Oui. Je dirais que cela concerne environ 5 % de mes signalements, avec une tendance à la hausse. Pour moi, traquer les failles de l’Internet des objets n’est pas vraiment différent de ce que j’ai l’habitude de faire. En fin de compte, tout matériel intègre un firmware, et ça reste du logiciel, vous voyez. Et ce logiciel ressemble à tout autre logiciel utilisé pour faire tourner une application Web. Ce qui différencie les logiciels entre eux, c’est leur logique de base, pas le scénario de codage ou la méthode de programmation.

On va observer de plus en plus de menaces de type SCADA ou IoT, parce qu’il faut s’attendre à une généralisation des technologies d’IA dans un avenir proche. Nous devons concevoir ces systèmes avec la plus grande attention, pour y intégrer la cybersécurité dès le départ. Cela nous évitera des problèmes.

Vous avez mentionné l’intelligence artificielle. Quel est l’impact de cette technologie en matière de cybersécurité ?

Il y a par exemple ces menaces dont j’ai déjà parlé. Les APT, ou cyberattaques persistantes. En gros, ce genre de menace prend des décisions à la volée. Si une question ou un problème se présente à elle, la menace reste dans le système sans être détectée. Son code lui permet d’évoluer en tenant compte de l’environnement dans lequel elle est déployée. Certains malwares utilisant l’IA sont donc déjà en place.
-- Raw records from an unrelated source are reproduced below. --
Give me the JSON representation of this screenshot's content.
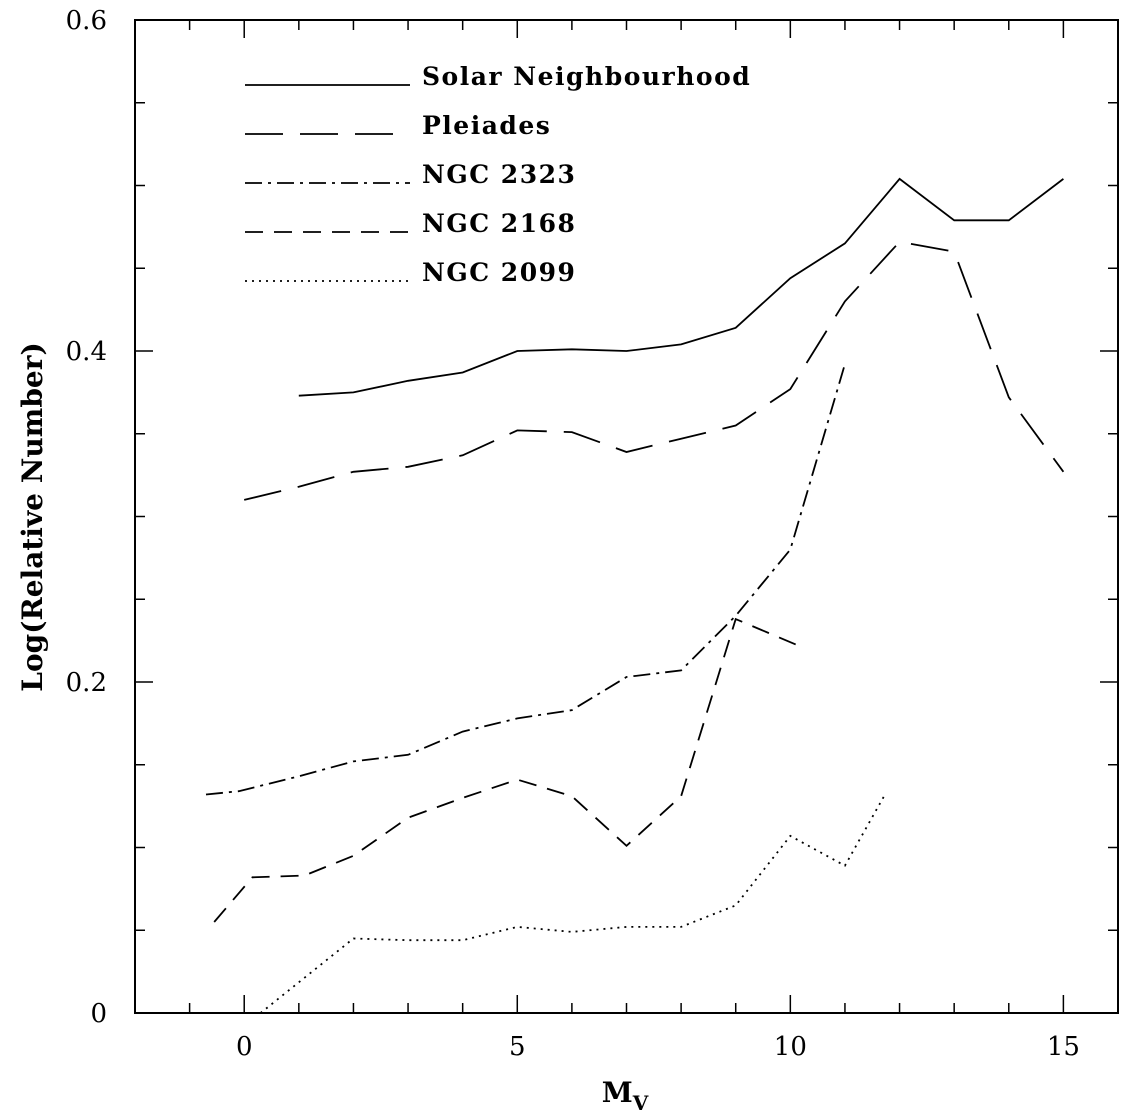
{
  "chart_data": {
    "type": "line",
    "xlabel": "M",
    "xlabel_sub": "V",
    "ylabel": "Log(Relative Number)",
    "xlim": [
      -2,
      16
    ],
    "ylim": [
      0,
      0.6
    ],
    "x_ticks": [
      0,
      5,
      10,
      15
    ],
    "x_tick_labels": [
      "0",
      "5",
      "10",
      "15"
    ],
    "y_ticks": [
      0,
      0.2,
      0.4,
      0.6
    ],
    "y_tick_labels": [
      "0",
      "0.2",
      "0.4",
      "0.6"
    ],
    "grid": false,
    "legend_position": "top-left",
    "series": [
      {
        "name": "Solar Neighbourhood",
        "dash": "solid",
        "x": [
          1,
          2,
          3,
          4,
          5,
          6,
          7,
          8,
          9,
          10,
          11,
          12,
          13,
          14,
          15
        ],
        "y": [
          0.373,
          0.375,
          0.382,
          0.387,
          0.4,
          0.401,
          0.4,
          0.404,
          0.414,
          0.444,
          0.465,
          0.504,
          0.479,
          0.479,
          0.504
        ]
      },
      {
        "name": "Pleiades",
        "dash": "long-dash",
        "x": [
          0,
          1,
          2,
          3,
          4,
          5,
          6,
          7,
          8,
          9,
          10,
          11,
          12,
          13,
          14,
          15
        ],
        "y": [
          0.31,
          0.318,
          0.327,
          0.33,
          0.337,
          0.352,
          0.351,
          0.339,
          0.347,
          0.355,
          0.377,
          0.43,
          0.466,
          0.46,
          0.372,
          0.327
        ]
      },
      {
        "name": "NGC 2323",
        "dash": "dash-dot",
        "x": [
          -0.7,
          -0.1,
          1,
          2,
          3,
          4,
          5,
          6,
          7,
          8,
          9,
          10,
          11
        ],
        "y": [
          0.132,
          0.134,
          0.143,
          0.152,
          0.156,
          0.17,
          0.178,
          0.183,
          0.203,
          0.207,
          0.24,
          0.28,
          0.392
        ]
      },
      {
        "name": "NGC 2168",
        "dash": "short-dash",
        "x": [
          -0.55,
          0.15,
          1.1,
          2,
          3,
          4,
          5,
          6,
          7,
          8,
          9,
          10.15
        ],
        "y": [
          0.055,
          0.082,
          0.083,
          0.095,
          0.118,
          0.13,
          0.141,
          0.131,
          0.101,
          0.131,
          0.238,
          0.222
        ]
      },
      {
        "name": "NGC 2099",
        "dash": "dotted",
        "x": [
          0.3,
          2,
          3,
          4,
          5,
          6,
          7,
          8,
          9,
          10,
          11,
          11.75
        ],
        "y": [
          0,
          0.045,
          0.044,
          0.044,
          0.052,
          0.049,
          0.052,
          0.052,
          0.065,
          0.107,
          0.089,
          0.133
        ]
      }
    ]
  }
}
Initialement, l’IA est un programme capable d’effectuer des choix en réaction à un changement de variables. Comme Stuxnet. Ce logiciel malveillant s’installait via des clés USB, et pouvait détecter si le système était effectivement relié à une centrifugeuse. Si ce n’était pas le cas, il restait en sommeil, jusqu’à ce qu’une autre clé USB soit connectée au système. Il se copiait alors sur cette nouvelle clé, pour passer sur un autre ordinateur jusqu’à trouver un système relié à une centrifugeuse. Le programme prenait donc des décisions adaptées aux circonstances. C’est déjà une forme d’IA.

Bien sûr, les malwares qui utilisent l’IA sont beaucoup plus sophistiqués aujourd’hui. Ils sont capables de se déplacer latéralement dans les réseaux, de concevoir différents scénarios d’attaque. Et les choses continueront d’évoluer. Prenez ChatGPT. En soi, c’est une simple interface IA. En revanche, si un cybercriminel décide d’utiliser la technologie OpenAI pour créer un malware, c’est là que les ennuis vont commencer. On se dirige vraiment vers un scénario à la « Terminator », avec une cyberattaque gérée par une IA capable de causer des dégâts considérables. Est-ce qu’on en est encore loin ? Je ne pense pas que cela risque de se produire rapidement. Mais ce jour viendra.

Quelles seront les grandes tendances en matière de cybersécurité pour les années à venir ?

Authiun développe un système d’authentification multifacteurs fondé sur l’IA, qui élimine l’utilisation de mots de passe. On verra de plus en plus de nouveaux produits fondés sur l’IA, comme la recherche automatisée de vulnérabilités, la reconnaissance automatisée ou l’analyse de malware. On assiste actuellement à une transition : l’IA était un mot à la mode, c’est en train de devenir une technologie opérationnelle.

Vous serez l’un des principaux intervenants du FIC 2023 à Lille. Que représentent les évènements de ce type pour un professionnel comme vous ?

C’est d’abord une occasion formidable de rencontrer de nouvelles personnes. J’ai toujours travaillé aux États-Unis, au Royaume-Uni et au Moyen-Orient, mais cette partie du monde n’est pas vraiment mon univers, alors je pense que j’ai des idées, des expériences différentes à partager avec votre pays. Je chercherai aussi à rencontrer autant de personnes que possible sur cette courte période, pour apprendre d’elles et trouver ma place dans leur activité, en quelque sorte.

Accepteriez-vous de dévoiler quelques thèmes que vous aborderez au FIC ?

Bien sûr ! Je tiendrai des séances plénières, qui réuniront des gens très talentueux et très respectés, qui se sont distingués dans leur domaine de travail et qui ont été récompensés pour ça. Je ferai deux sessions. Une sur l’authentification multifacteurs, l’autre sur la sécurité des systèmes de contrôle dans l’industrie.